The result is neither one force nor the other, but the deformation of both into something that is no longer either of them, containing both within itself. This means that what manifests itself as a dream has meanings in the manifest itself, which does not coincide with the much-vaunted arbitrary character of the verbal signifier. The meaning of the dream is the drive that generates it, not just its result. What is generated also generates.
A text is a fabric, something woven. When you put a fabric under a magnifying glass, it looks like a net. Paul Celan has a poem in which the net is the central image of the “plot”, of the reported action:
“IN THE RIVERS to the north of the future
I cast the net, which you, indecisive, weigh down with shadows written in stones.”
The net that is cast into a river seeks fish.
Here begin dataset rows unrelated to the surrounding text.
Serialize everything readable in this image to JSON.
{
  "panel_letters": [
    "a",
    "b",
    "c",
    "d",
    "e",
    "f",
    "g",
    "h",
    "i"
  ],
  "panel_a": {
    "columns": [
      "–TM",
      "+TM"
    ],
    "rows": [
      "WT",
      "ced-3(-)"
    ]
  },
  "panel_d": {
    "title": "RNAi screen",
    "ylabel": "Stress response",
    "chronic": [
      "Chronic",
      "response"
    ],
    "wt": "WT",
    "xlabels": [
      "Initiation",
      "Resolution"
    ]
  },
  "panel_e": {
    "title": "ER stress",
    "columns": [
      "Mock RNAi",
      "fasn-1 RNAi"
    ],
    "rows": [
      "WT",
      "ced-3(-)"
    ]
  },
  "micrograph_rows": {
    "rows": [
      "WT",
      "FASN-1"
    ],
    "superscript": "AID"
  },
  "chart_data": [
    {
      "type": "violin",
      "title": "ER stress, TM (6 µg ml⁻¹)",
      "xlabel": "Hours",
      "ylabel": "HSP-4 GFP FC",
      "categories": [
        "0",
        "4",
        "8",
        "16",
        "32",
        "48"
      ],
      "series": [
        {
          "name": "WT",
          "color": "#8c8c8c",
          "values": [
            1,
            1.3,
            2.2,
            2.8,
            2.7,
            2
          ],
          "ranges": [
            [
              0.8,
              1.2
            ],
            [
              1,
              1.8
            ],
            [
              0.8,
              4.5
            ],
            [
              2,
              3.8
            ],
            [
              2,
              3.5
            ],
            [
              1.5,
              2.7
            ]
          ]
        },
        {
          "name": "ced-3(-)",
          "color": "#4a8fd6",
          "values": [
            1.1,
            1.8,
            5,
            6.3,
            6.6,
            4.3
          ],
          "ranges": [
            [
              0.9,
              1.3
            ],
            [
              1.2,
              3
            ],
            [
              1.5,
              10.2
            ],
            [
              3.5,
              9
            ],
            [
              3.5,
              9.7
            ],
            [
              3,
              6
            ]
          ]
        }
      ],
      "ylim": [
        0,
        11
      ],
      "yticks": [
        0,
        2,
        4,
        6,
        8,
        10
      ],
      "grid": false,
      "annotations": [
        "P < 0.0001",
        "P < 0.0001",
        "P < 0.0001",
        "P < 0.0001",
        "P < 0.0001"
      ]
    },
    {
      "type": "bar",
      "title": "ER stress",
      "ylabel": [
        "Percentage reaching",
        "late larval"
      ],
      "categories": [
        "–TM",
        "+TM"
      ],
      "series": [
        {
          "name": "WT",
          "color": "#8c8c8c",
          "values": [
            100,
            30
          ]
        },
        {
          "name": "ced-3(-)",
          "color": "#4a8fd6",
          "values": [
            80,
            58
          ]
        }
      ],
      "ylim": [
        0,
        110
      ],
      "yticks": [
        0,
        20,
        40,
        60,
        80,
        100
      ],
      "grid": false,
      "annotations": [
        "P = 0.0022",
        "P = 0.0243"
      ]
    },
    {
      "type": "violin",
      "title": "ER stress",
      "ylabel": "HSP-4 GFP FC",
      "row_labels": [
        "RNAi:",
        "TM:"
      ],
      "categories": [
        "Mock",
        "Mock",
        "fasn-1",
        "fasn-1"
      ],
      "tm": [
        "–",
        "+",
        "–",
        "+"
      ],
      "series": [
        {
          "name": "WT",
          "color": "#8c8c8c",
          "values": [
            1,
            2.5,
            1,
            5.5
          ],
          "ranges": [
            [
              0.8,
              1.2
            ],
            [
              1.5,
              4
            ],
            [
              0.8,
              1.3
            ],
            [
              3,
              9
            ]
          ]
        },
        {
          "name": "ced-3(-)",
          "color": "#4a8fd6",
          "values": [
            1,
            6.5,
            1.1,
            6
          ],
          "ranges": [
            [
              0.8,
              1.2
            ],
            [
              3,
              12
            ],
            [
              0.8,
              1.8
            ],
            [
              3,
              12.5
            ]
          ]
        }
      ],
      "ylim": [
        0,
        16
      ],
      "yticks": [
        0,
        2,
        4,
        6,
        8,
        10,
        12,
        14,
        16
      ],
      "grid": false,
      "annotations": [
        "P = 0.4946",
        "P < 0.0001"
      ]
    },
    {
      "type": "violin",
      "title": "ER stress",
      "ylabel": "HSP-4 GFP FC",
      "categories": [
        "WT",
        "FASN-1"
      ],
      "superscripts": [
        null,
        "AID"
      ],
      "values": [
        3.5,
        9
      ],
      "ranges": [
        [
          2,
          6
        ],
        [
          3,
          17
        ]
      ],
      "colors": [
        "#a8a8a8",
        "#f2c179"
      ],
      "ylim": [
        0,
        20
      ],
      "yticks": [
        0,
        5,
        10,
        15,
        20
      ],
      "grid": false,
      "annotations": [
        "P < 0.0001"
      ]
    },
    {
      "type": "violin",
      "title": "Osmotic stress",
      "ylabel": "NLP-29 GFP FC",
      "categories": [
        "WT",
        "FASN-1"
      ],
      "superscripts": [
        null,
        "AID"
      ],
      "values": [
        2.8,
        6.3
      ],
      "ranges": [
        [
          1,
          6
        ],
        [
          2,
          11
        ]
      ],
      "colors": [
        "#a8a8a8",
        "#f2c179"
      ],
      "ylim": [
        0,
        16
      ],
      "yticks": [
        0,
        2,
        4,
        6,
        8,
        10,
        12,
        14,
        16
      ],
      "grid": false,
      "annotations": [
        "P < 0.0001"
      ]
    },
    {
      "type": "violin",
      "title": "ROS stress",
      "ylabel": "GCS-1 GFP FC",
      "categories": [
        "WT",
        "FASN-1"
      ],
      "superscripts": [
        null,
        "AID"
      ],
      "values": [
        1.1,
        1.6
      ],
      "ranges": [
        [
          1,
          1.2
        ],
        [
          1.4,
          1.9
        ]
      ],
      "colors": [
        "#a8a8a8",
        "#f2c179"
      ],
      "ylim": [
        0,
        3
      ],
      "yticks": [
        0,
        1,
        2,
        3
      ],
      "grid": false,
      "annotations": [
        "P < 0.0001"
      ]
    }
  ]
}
As an activity, it has a practical intention. The same, perhaps, cannot be said of the image that is conveyed. The net that is cast in the poem is not just into one river, but into the rivers to the north of the future, that is, into all the rivers that may lie beyond the future. It is a variation of Friedrich Nietzsche, who said that he wrote to be read in 300 years. It is pretentious to want to cast into all of them and well beyond the most immediate future: to the north, to where the ship sought reference to navigate.
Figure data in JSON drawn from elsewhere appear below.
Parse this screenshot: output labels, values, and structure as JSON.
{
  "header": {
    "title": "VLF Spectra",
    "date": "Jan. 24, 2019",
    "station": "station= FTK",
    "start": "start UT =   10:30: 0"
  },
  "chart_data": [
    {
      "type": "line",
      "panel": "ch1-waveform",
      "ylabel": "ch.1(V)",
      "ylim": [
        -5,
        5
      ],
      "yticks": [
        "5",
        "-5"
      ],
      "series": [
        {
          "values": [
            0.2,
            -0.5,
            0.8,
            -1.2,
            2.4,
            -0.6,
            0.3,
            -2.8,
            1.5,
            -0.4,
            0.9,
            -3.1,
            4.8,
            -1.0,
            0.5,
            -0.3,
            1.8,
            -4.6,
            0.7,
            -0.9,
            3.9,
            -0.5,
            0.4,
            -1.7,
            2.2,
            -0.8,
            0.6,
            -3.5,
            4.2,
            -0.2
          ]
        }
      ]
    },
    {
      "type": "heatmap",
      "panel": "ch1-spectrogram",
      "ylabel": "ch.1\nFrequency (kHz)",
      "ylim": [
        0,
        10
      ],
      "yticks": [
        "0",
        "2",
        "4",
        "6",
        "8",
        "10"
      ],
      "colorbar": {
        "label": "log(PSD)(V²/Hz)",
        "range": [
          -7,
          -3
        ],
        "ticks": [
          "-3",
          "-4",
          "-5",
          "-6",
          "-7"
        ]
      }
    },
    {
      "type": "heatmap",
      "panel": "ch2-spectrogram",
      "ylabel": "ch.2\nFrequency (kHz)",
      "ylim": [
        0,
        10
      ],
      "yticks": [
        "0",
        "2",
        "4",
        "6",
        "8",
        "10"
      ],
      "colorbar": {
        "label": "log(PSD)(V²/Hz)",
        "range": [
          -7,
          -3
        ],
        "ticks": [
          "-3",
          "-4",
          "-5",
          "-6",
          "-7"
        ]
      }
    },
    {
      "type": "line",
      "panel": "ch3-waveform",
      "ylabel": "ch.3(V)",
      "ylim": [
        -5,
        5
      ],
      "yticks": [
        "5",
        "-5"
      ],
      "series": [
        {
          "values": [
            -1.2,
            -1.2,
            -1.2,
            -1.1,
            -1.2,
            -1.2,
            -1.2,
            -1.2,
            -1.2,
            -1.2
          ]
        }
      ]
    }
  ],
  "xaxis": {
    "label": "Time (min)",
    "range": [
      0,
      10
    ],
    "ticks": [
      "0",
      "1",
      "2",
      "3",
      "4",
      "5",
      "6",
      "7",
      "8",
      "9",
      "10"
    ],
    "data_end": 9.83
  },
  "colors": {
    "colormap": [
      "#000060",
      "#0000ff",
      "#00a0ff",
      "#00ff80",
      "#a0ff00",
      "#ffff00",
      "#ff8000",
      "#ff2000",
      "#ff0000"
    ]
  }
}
This you, in Paul Celan, may be a way for the poet to refer to himself. This is the reading proposed by Hans-Georg Gadamer. This you may be a non-self. Since Paul Celan is a Jew, the other would be a “package”, someone who does not belong to the community of the elect. This is not, however, the only possible reading. The you is not just a duplicate of the I.
The net that is cast can be read as the poem itself. The stones have been interpreted as tombstones. So the “shadows” would be the dead. The Zionist reading says that the stones would be tombstones of the victims of Nazism. This is not the only possible reading: most victims of concentration camps did not have tombstones; they were smoke coming out of the chimneys. The stones do not have to be tombstones.
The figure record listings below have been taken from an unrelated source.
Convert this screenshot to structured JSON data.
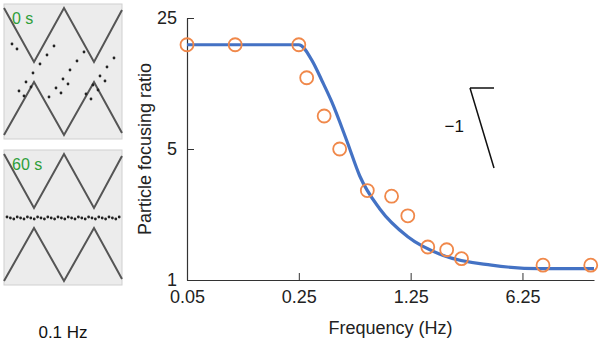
{
  "chart_data": {
    "type": "scatter",
    "x_label": "Frequency (Hz)",
    "y_label": "Particle focusing ratio",
    "log": true,
    "grid": false,
    "xlim": [
      0.05,
      17.5
    ],
    "ylim": [
      1,
      25
    ],
    "xticks": [
      0.05,
      0.25,
      1.25,
      6.25
    ],
    "yticks": [
      1,
      5,
      25
    ],
    "series": [
      {
        "type": "scatter",
        "color": "#f0884a",
        "marker": "open-circle",
        "x": [
          0.05,
          0.1,
          0.25,
          0.28,
          0.36,
          0.45,
          0.67,
          0.95,
          1.2,
          1.6,
          2.1,
          2.6,
          8.4,
          16.7
        ],
        "values": [
          18,
          18,
          18,
          12,
          7.5,
          5,
          3,
          2.8,
          2.2,
          1.5,
          1.45,
          1.3,
          1.2,
          1.2
        ]
      },
      {
        "type": "line",
        "color": "#4472c4",
        "line_style": "solid",
        "x": [
          0.05,
          0.1,
          0.25,
          0.3,
          0.35,
          0.4,
          0.5,
          0.6,
          0.8,
          1.2,
          2,
          4,
          8,
          17.5
        ],
        "values": [
          18,
          18,
          18,
          15,
          11.5,
          9,
          5.5,
          3.6,
          2.4,
          1.7,
          1.35,
          1.2,
          1.15,
          1.15
        ]
      }
    ],
    "annotations": [
      {
        "text": "−1"
      }
    ]
  },
  "images": [
    {
      "label": "0 s"
    },
    {
      "label": "60 s"
    }
  ],
  "caption": "0.1 Hz"
}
Shadows can be the dead that each person carries, but they can also be bad experiences, mistakes made, losses suffered. The text allows for the multiplication of its readings. Analysis tends to reduce it to a founding meaning. A good text always goes beyond any reading.
In the 18th century, it became crucial to know what the limits of conceptual knowledge would be. Leibniz, after observing that there is nothing in the mind that has not passed through the senses, except the mind itself, recommended that the structure of this mind be studied, paying special attention to the dark dimensions of the mind. In doing so, he went one step further than Descartes, who proposed the search for clear and distinct ideas within a mathematical model of truth.
What is clear to one may not be to another; where most see something uniform, another may see relevant distinctions and nuances that change the meaning of what seems evident. Christian Wolff made important distinctions in these obscure dimensions of the mind, his psychological metaphysics distinguished itself from the mathematical model of thought. When Baumgarten took this further and proposed the study of the products of the obscure part of the mind, upon discerning the need to develop aesthetics, he saw that it was also necessary to develop the deciphering of these new signs: he proposed the study of semiotics and hermeneutics.
Here we are merely briefly exemplifying a cultural heritage that is lost when the bibliography in the course program is reduced to one author, easy to read. It is always simplistic. By failing to deal with the difficult, it does not realize that it has already been overcome by the past before it begins. This vanguard waits in vain for armies to follow it. It does not realize that it has already been run over by what it has gone through.